I used to be upset final yr when the AI endpoint safety angle could possibly be summed up in a single phrase: chatbots. This yr, I’ve already seen rising makes use of, like ESET’s announcement about leveraging Intel NPUs, shifting some workloads to the NPU when applicable, growing velocity and decreasing the affect on system sources. I am certain they are not alone in that regard, and I hope to be taught as a lot as I can at RSAC.
Agentic AI
Subsequent on the tree of AI is agentic AI, which is the buzzword of 2025. The factor about agentic AI is that whereas its eventual usefulness is off the charts, there are such a lot of angles that have to be thought-about earlier than utilizing it. If the brokers are actually unbiased of finish customers — which means totally autonomous brokers appearing on behalf of the group itself versus finish customers — there are safety, identification, compliance and belief confidence points that must be overcome. This may occur, however it is going to be sluggish.

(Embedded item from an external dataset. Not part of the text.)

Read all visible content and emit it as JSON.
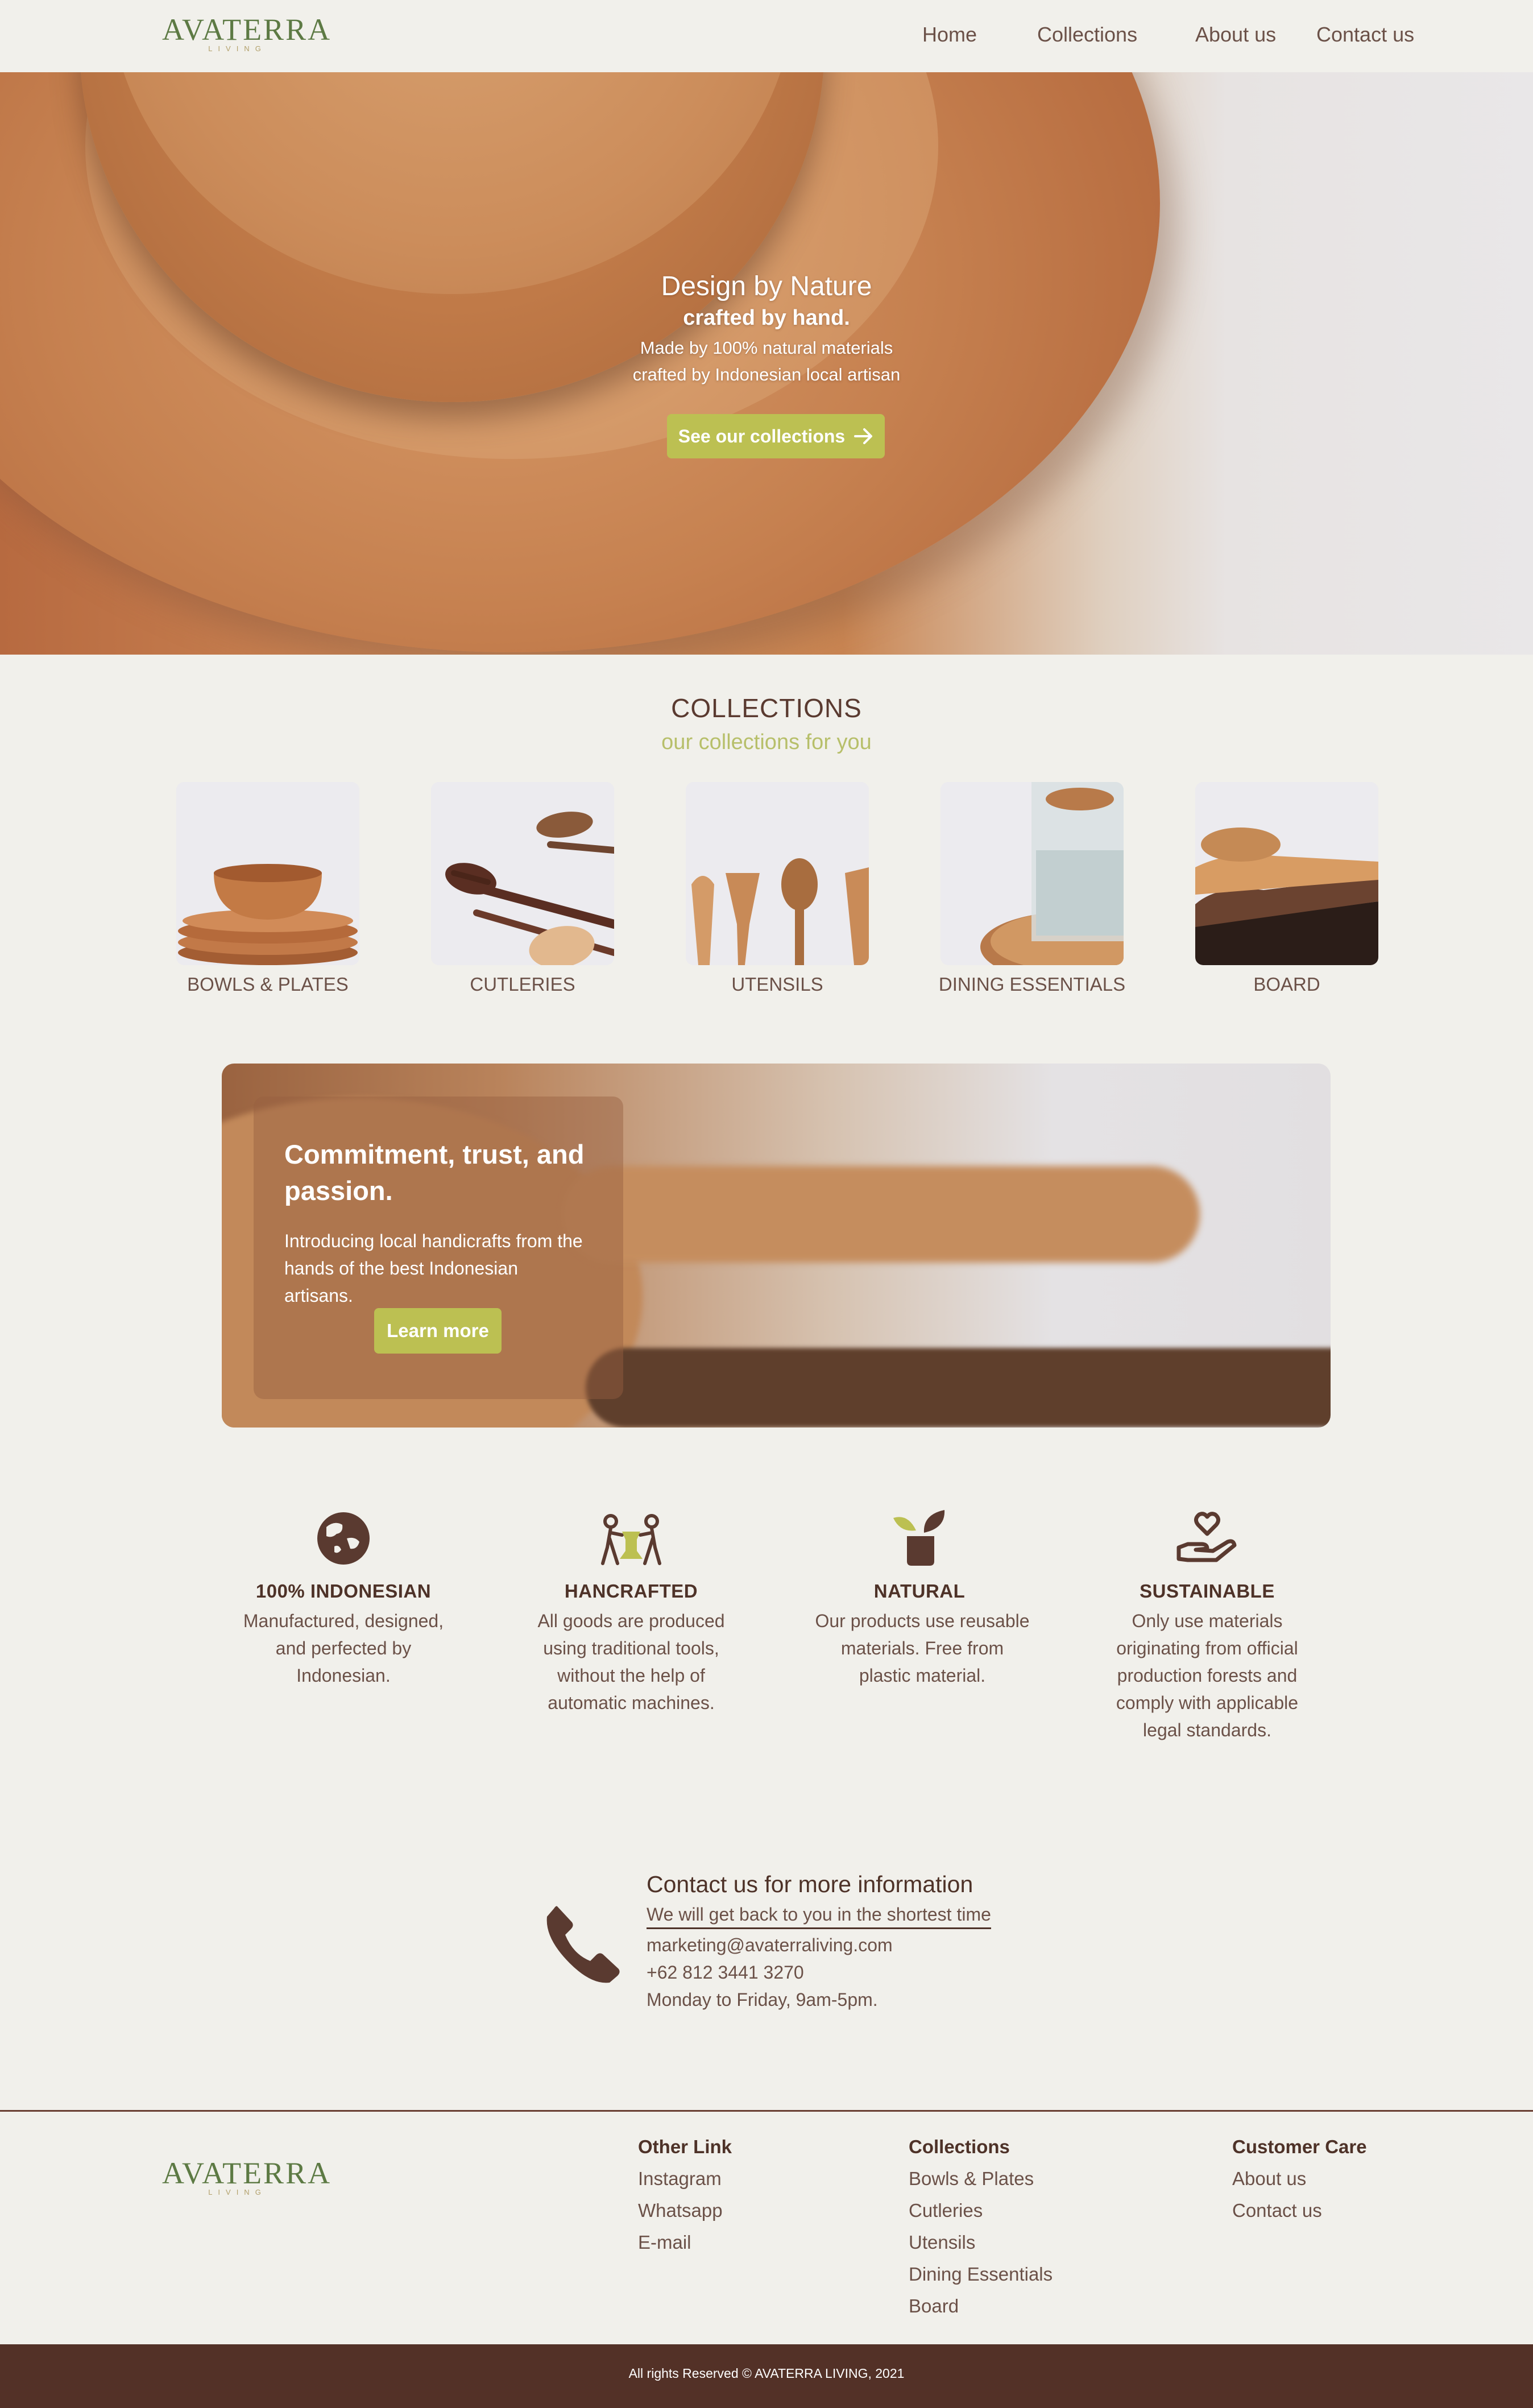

The center floor for agentic AI could possibly be on the endpoint, the place brokers work on behalf of the tip customers themselves to perform duties. An agent may file your bills, compile TPS experiences, construct a go-to-market plan based mostly on key inputs and assembly notes, and many others.
It is the latter use case that might profit from native AI. Sure, there’ll at all times be cloud-based — or possibly organizationally centralized — providers that may do that. However offloading a few of the extra menial issues to the endpoint would release cloud sources for extra intensive or big-picture issues.
Conclusion
Whereas we anticipate the killer app that makes AI the Excel of the trendy period AI’s “Excel second,” to borrow some phrasing from a current interview with Satya Nadella evaluating AI brokers to how the PC modified company forecasting workflows attributable to Excel. It is good to see use instances rising which are helpful.
I lately had the chance to be taught extra about how ESET is utilizing AI PCs to enhance its endpoint safety merchandise, so search for a publish within the subsequent few days about that. And after RSAC, I am going to hopefully have much more fascinating, tangible makes use of for AI PCs to share.
Gabe Knuth is the senior end-user computing analyst at Enterprise Technique Group, now a part of Omdia.
Enterprise Technique Group is a part of Omdia. Its analysts have enterprise relationships with expertise distributors.